圖7 煤樣液態CO2不同水平應力差壓裂后圖像Fig.7 Images of coal sample under differenthorizontal stress difference with liquid CO2
綜上所述,煤樣液態CO2高流速壓裂及超臨界CO2壓裂后形成的主裂縫的數量較多、擴展方向豐富多樣。低水平應力差條件下,超臨界CO2壓裂更利于層理裂縫及次生裂縫的擴展延伸;高水平應力差條件下,不同壓裂介質作用后均以平直主裂縫的擴展為主,且裂縫表面粗糙度較小。

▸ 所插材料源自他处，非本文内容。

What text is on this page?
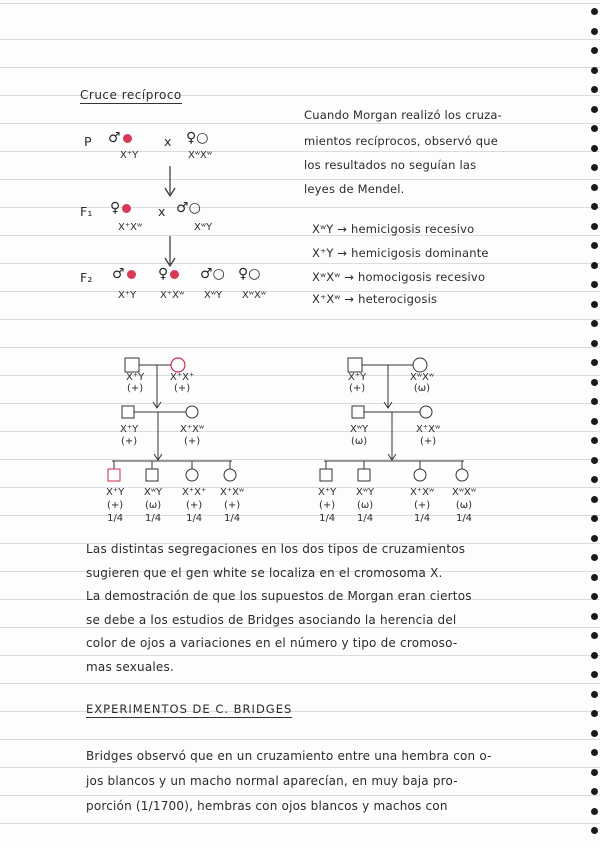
Cruce recíproco
P ♂	x ♀○
X⁺Y	XʷXʷ
F₁ ♀	x ♂○
X⁺Xʷ	XʷY
F₂ ♂	♀	♂○ ♀○
X⁺Y X⁺Xʷ XʷY XʷXʷ
Cuando Morgan realizó los cruza-
mientos recíprocos, observó que
los resultados no seguían las
leyes de Mendel.
XʷY → hemicigosis recesivo
X⁺Y → hemicigosis dominante
XʷXʷ → homocigosis recesivo
X⁺Xʷ → heterocigosis
X⁺Y
(+)
X⁺X⁺
(+)
X⁺Y
(+)
X⁺Xʷ
(+)
X⁺Y
(+)
1/4
XʷY
(ω)
1/4
X⁺X⁺
(+)
1/4
X⁺Xʷ
(+)
1/4
X⁺Y
(+)
XʷXʷ
(ω)
XʷY
(ω)
X⁺Xʷ
(+)
X⁺Y
(+)
1/4
XʷY
(ω)
1/4
X⁺Xʷ
(+)
1/4
XʷXʷ
(ω)
1/4
Las distintas segregaciones en los dos tipos de cruzamientos
sugieren que el gen white se localiza en el cromosoma X.
La demostración de que los supuestos de Morgan eran ciertos
se debe a los estudios de Bridges asociando la herencia del
color de ojos a variaciones en el número y tipo de cromoso-
mas sexuales.
EXPERIMENTOS DE C. BRIDGES
Bridges observó que en un cruzamiento entre una hembra con o-
jos blancos y un macho normal aparecían, en muy baja pro-
porción (1/1700), hembras con ojos blancos y machos con
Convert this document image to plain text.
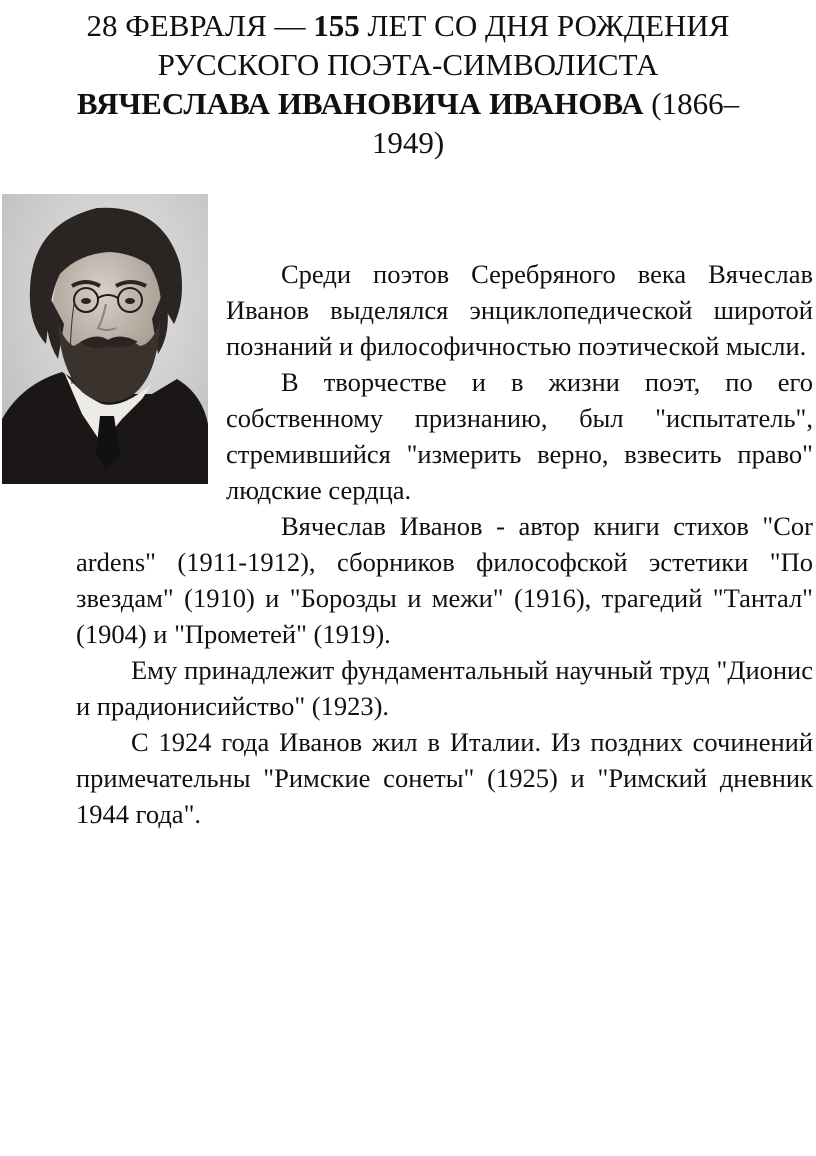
28 ФЕВРАЛЯ — 155 ЛЕТ СО ДНЯ РОЖДЕНИЯ РУССКОГО ПОЭТА-СИМВОЛИСТА ВЯЧЕСЛАВА ИВАНОВИЧА ИВАНОВА (1866–1949)

Среди поэтов Серебряного века Вячеслав Иванов выделялся энциклопедической широтой познаний и философичностью поэтической мысли.

В творчестве и в жизни поэт, по его собственному признанию, был "испытатель", стремившийся "измерить верно, взвесить право" людские сердца.

Вячеслав Иванов - автор книги стихов "Cor ardens" (1911-1912), сборников философской эстетики "По звездам" (1910) и "Борозды и межи" (1916), трагедий "Тантал" (1904) и "Прометей" (1919).

Ему принадлежит фундаментальный научный труд "Дионис и прадионисийство" (1923).

С 1924 года Иванов жил в Италии. Из поздних сочинений примечательны "Римские сонеты" (1925) и "Римский дневник 1944 года".
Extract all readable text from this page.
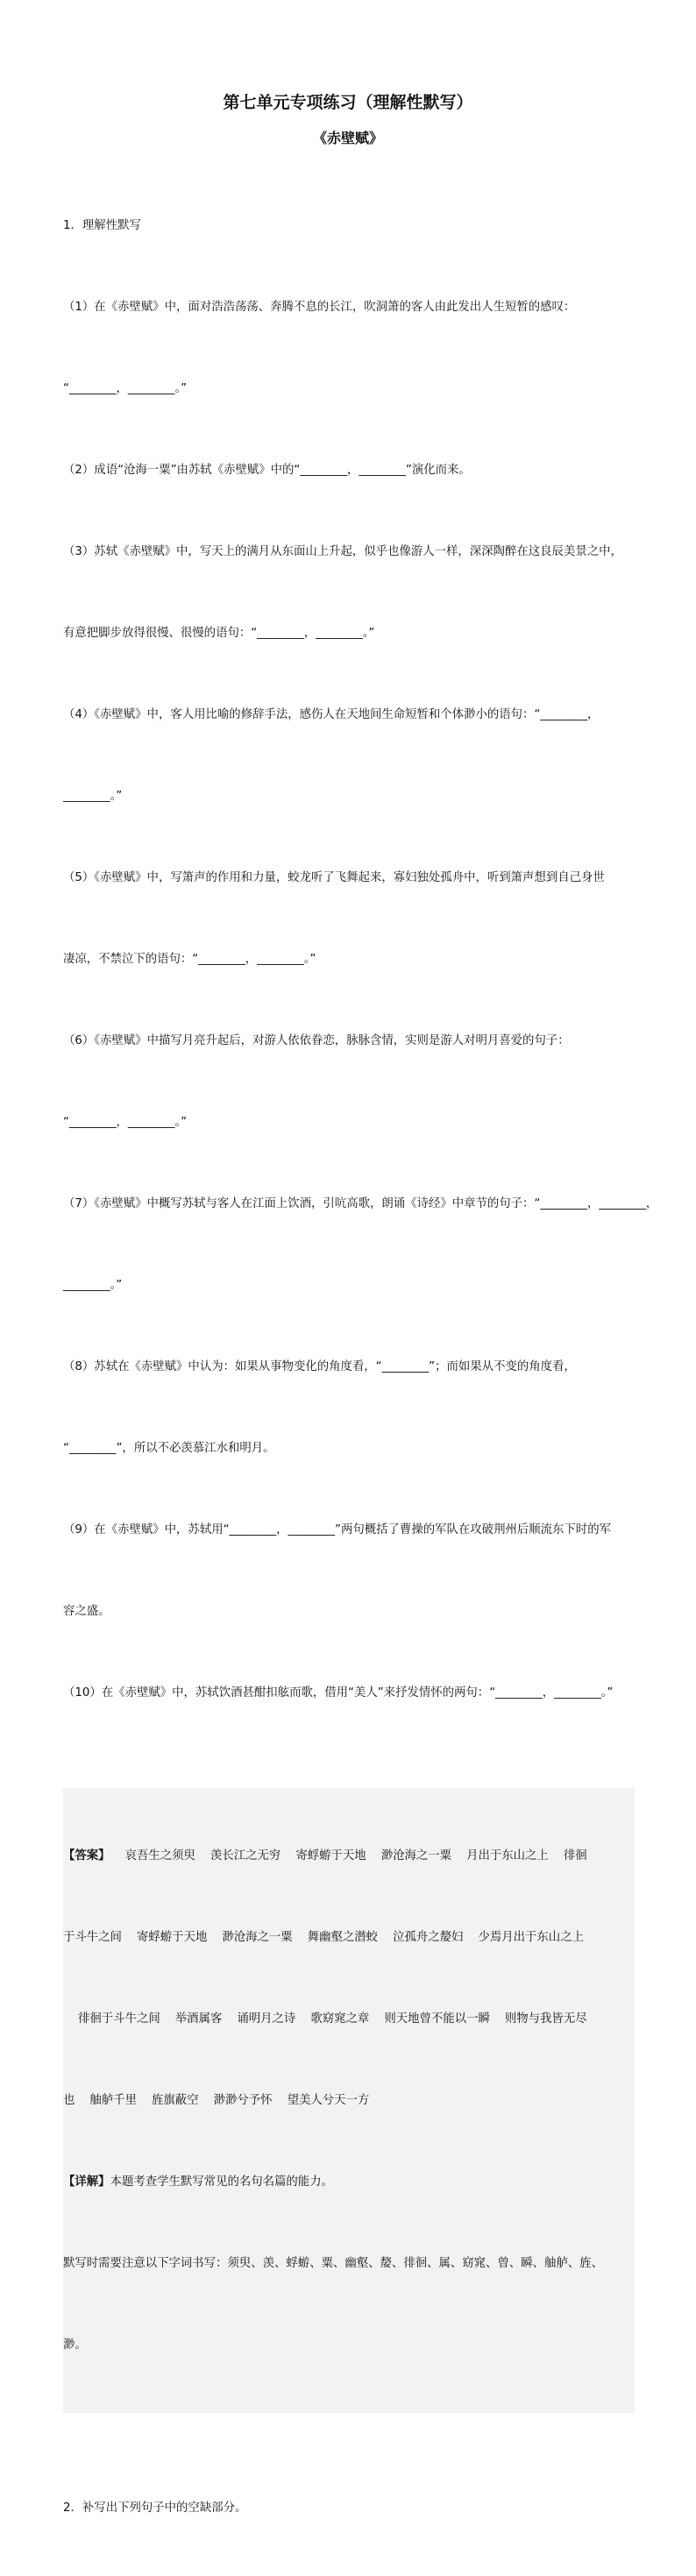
第七单元专项练习（理解性默写）
《赤壁赋》

1．理解性默写

（1）在《赤壁赋》中，面对浩浩荡荡、奔腾不息的长江，吹洞箫的客人由此发出人生短暂的感叹：

“________，________。”

（2）成语“沧海一粟”由苏轼《赤壁赋》中的“________，________”演化而来。

（3）苏轼《赤壁赋》中，写天上的满月从东面山上升起，似乎也像游人一样，深深陶醉在这良辰美景之中，

有意把脚步放得很慢、很慢的语句：“________，________。”

（4）《赤壁赋》中，客人用比喻的修辞手法，感伤人在天地间生命短暂和个体渺小的语句：“________，

________。”

（5）《赤壁赋》中，写箫声的作用和力量，蛟龙听了飞舞起来，寡妇独处孤舟中，听到箫声想到自己身世

凄凉，不禁泣下的语句：“________，________。”

（6）《赤壁赋》中描写月亮升起后，对游人依依眷恋，脉脉含情，实则是游人对明月喜爱的句子：

“________，________。”

（7）《赤壁赋》中概写苏轼与客人在江面上饮酒，引吭高歌，朗诵《诗经》中章节的句子：“________，________，

________。”

（8）苏轼在《赤壁赋》中认为：如果从事物变化的角度看，“________”；而如果从不变的角度看，

“________”，所以不必羡慕江水和明月。

（9）在《赤壁赋》中，苏轼用“________，________”两句概括了曹操的军队在攻破荆州后顺流东下时的军

容之盛。

（10）在《赤壁赋》中，苏轼饮酒甚酣扣舷而歌，借用“美人”来抒发情怀的两句：“________，________。”

【答案】    哀吾生之须臾    羡长江之无穷    寄蜉蝣于天地    渺沧海之一粟    月出于东山之上    徘徊

于斗牛之间    寄蜉蝣于天地    渺沧海之一粟    舞幽壑之潜蛟    泣孤舟之嫠妇    少焉月出于东山之上

徘徊于斗牛之间    举酒属客    诵明月之诗    歌窈窕之章    则天地曾不能以一瞬    则物与我皆无尽

也    舳舻千里    旌旗蔽空    渺渺兮予怀    望美人兮天一方

【详解】本题考查学生默写常见的名句名篇的能力。

默写时需要注意以下字词书写：须臾、羡、蜉蝣、粟、幽壑、嫠、徘徊、属、窈窕、曾、瞬、舳舻、旌、

渺。

2．补写出下列句子中的空缺部分。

滲透率變化作為儲層增透效果最直觀的體現,常以滲透率數量級變化進行表征。表2總結了部分水力壓裂、超臨界CO2壓裂煤、巖儲層前后滲透率變化情況。由表2可以看出,頁巖水力壓裂后滲透率提高了約2個數量級,超臨界CO2壓裂后滲透率提高了3~5個數量級;煤樣水力壓裂后滲透率提高了1~2個數量級;超臨界CO2壓裂后滲透率提高了2~3個數量級。

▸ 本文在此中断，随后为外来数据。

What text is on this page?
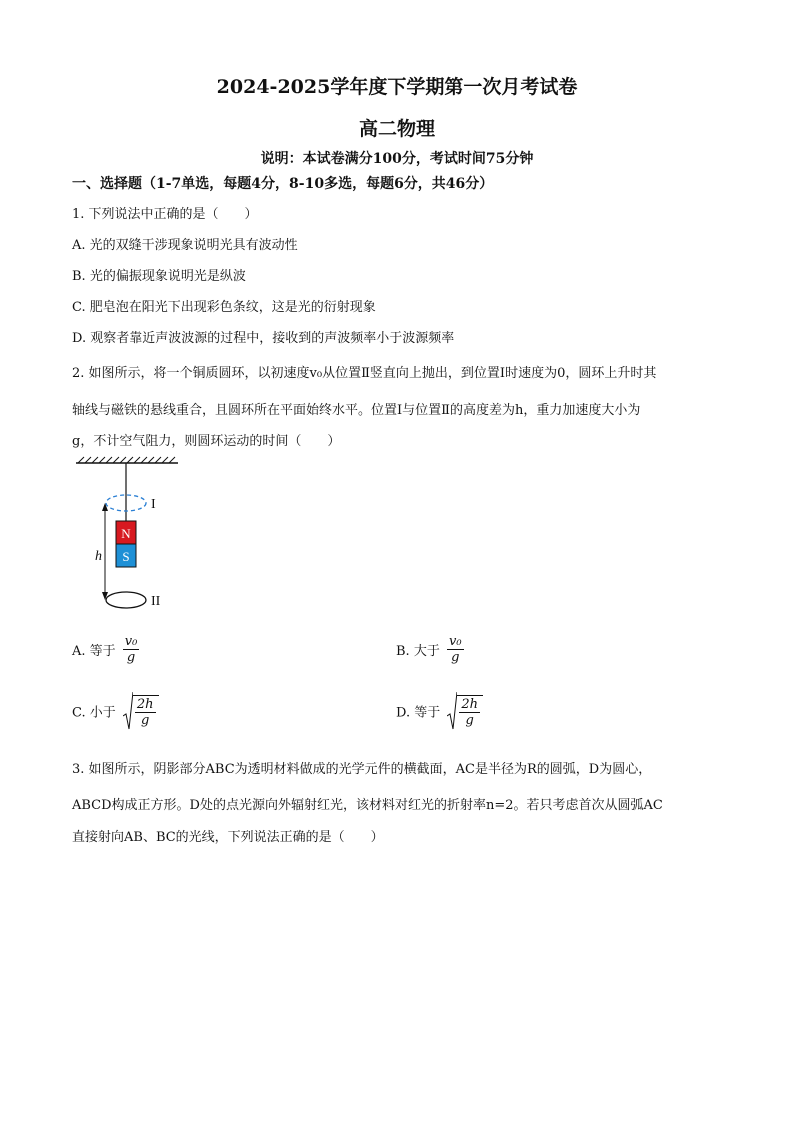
2024-2025学年度下学期第一次月考试卷
高二物理
说明：本试卷满分100分，考试时间75分钟
一、选择题（1-7单选，每题4分，8-10多选，每题6分，共46分）
1. 下列说法中正确的是（　　）
A. 光的双缝干涉现象说明光具有波动性
B. 光的偏振现象说明光是纵波
C. 肥皂泡在阳光下出现彩色条纹，这是光的衍射现象
D. 观察者靠近声波波源的过程中，接收到的声波频率小于波源频率
2. 如图所示，将一个铜质圆环，以初速度v₀从位置Ⅱ竖直向上抛出，到位置Ⅰ时速度为0，圆环上升时其
轴线与磁铁的悬线重合，且圆环所在平面始终水平。位置Ⅰ与位置Ⅱ的高度差为h，重力加速度大小为
g，不计空气阻力，则圆环运动的时间（　　）
N
S
h
I
II
A. 等于 $\frac{\text{v₀}}{g}$	B. 大于 $\frac{\text{v₀}}{g}$
C. 小于 $\frac{2h}{g}$	D. 等于 $\frac{2h}{g}$
3. 如图所示，阴影部分ABC为透明材料做成的光学元件的横截面，AC是半径为R的圆弧，D为圆心，
ABCD构成正方形。D处的点光源向外辐射红光，该材料对红光的折射率n=2。若只考虑首次从圆弧AC
直接射向AB、BC的光线，下列说法正确的是（　　）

表2 水力壓裂、超臨界CO2壓裂頁巖、煤樣前后滲透率變化規律Table 2 The change rule of permeability in shale or coal sample before and after fracturing by hydraulic and Sc-CO2 fracturing
這表明,煤巖儲層超臨界CO2壓裂后滲透率數量級變化量總體大于水力壓裂。其中,頁巖超臨界CO2壓裂后滲透率數量級變化量是水力壓裂的1.5~2.5倍;而煤樣超臨界CO2壓裂后滲透率數量級變化是水力壓裂后的1.5~3.0倍。因此,超臨界CO2壓裂在煤、巖儲層中均可實現較好的增透效果。
1) 煤、巖水力壓裂時起裂壓力最高,起裂時間最短;超臨界CO2壓裂時滲透性極強,壓裂前期主要致力于增加孔隙壓力,降低了有效應力,進而導致了起裂壓力比水、液態CO2低,起裂時間最長。

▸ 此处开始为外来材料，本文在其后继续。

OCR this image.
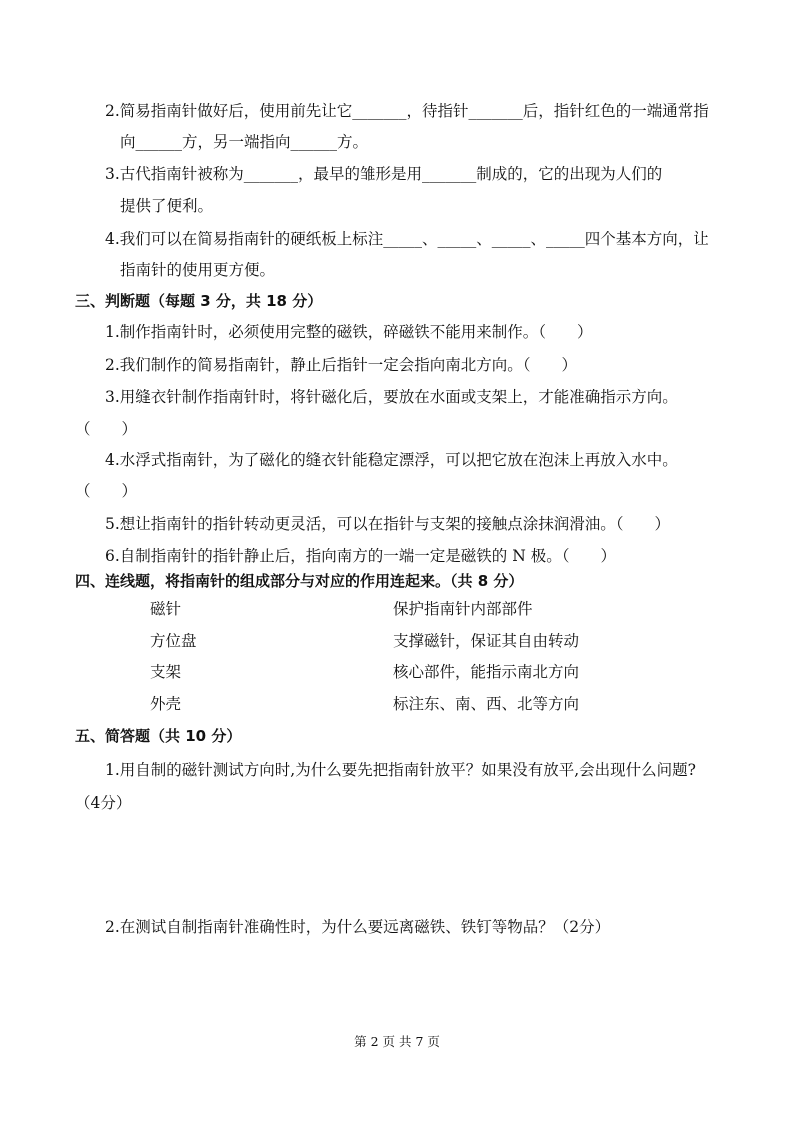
2.简易指南针做好后，使用前先让它_______，待指针_______后，指针红色的一端通常指
向______方，另一端指向______方。
3.古代指南针被称为_______，最早的雏形是用_______制成的，它的出现为人们的
提供了便利。
4.我们可以在简易指南针的硬纸板上标注_____、_____、_____、_____四个基本方向，让
指南针的使用更方便。
三、判断题（每题 3 分，共 18 分）
1.制作指南针时，必须使用完整的磁铁，碎磁铁不能用来制作。（　　）
2.我们制作的简易指南针，静止后指针一定会指向南北方向。（　　）
3.用缝衣针制作指南针时，将针磁化后，要放在水面或支架上，才能准确指示方向。
（　　）
4.水浮式指南针，为了磁化的缝衣针能稳定漂浮，可以把它放在泡沫上再放入水中。
（　　）
5.想让指南针的指针转动更灵活，可以在指针与支架的接触点涂抹润滑油。（　　）
6.自制指南针的指针静止后，指向南方的一端一定是磁铁的 N 极。（　　）
四、连线题，将指南针的组成部分与对应的作用连起来。（共 8 分）
磁针
方位盘
支架
外壳
保护指南针内部部件
支撑磁针，保证其自由转动
核心部件，能指示南北方向
标注东、南、西、北等方向
五、简答题（共 10 分）
1.用自制的磁针测试方向时,为什么要先把指南针放平？如果没有放平,会出现什么问题?
（4分）
2.在测试自制指南针准确性时，为什么要远离磁铁、铁钉等物品？（2分）
第 2 页 共 7 页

2) 煤、巖不同介質壓裂后裂縫擴展規律差異明顯:水力壓裂后形成的裂縫數量有限,衍生裂隙發育程度略低,裂縫擴展形式單一;液態CO2壓裂后裂縫主要以層理裂縫擴展為主,貫穿性主裂縫數量優于水力壓裂,但次生裂隙數量較少,難以形成復雜的裂縫網絡結構;超臨界CO2壓裂后裂縫數量多且分布廣,裂隙寬度雖不及水力壓裂,但貫穿性主裂縫數量多且衍生裂隙的延展性較好,層理裂縫及次生裂縫的復雜程度最高。
3) 煤、巖超臨界CO2壓裂后滲透率數量級的變化量分別約為水力壓裂的1.5~3倍、1.5~2.5倍。特別是對于煤中有機質而言,由于超臨界CO2對煤體的溶蝕作用,滲透率的強化效果更為顯著。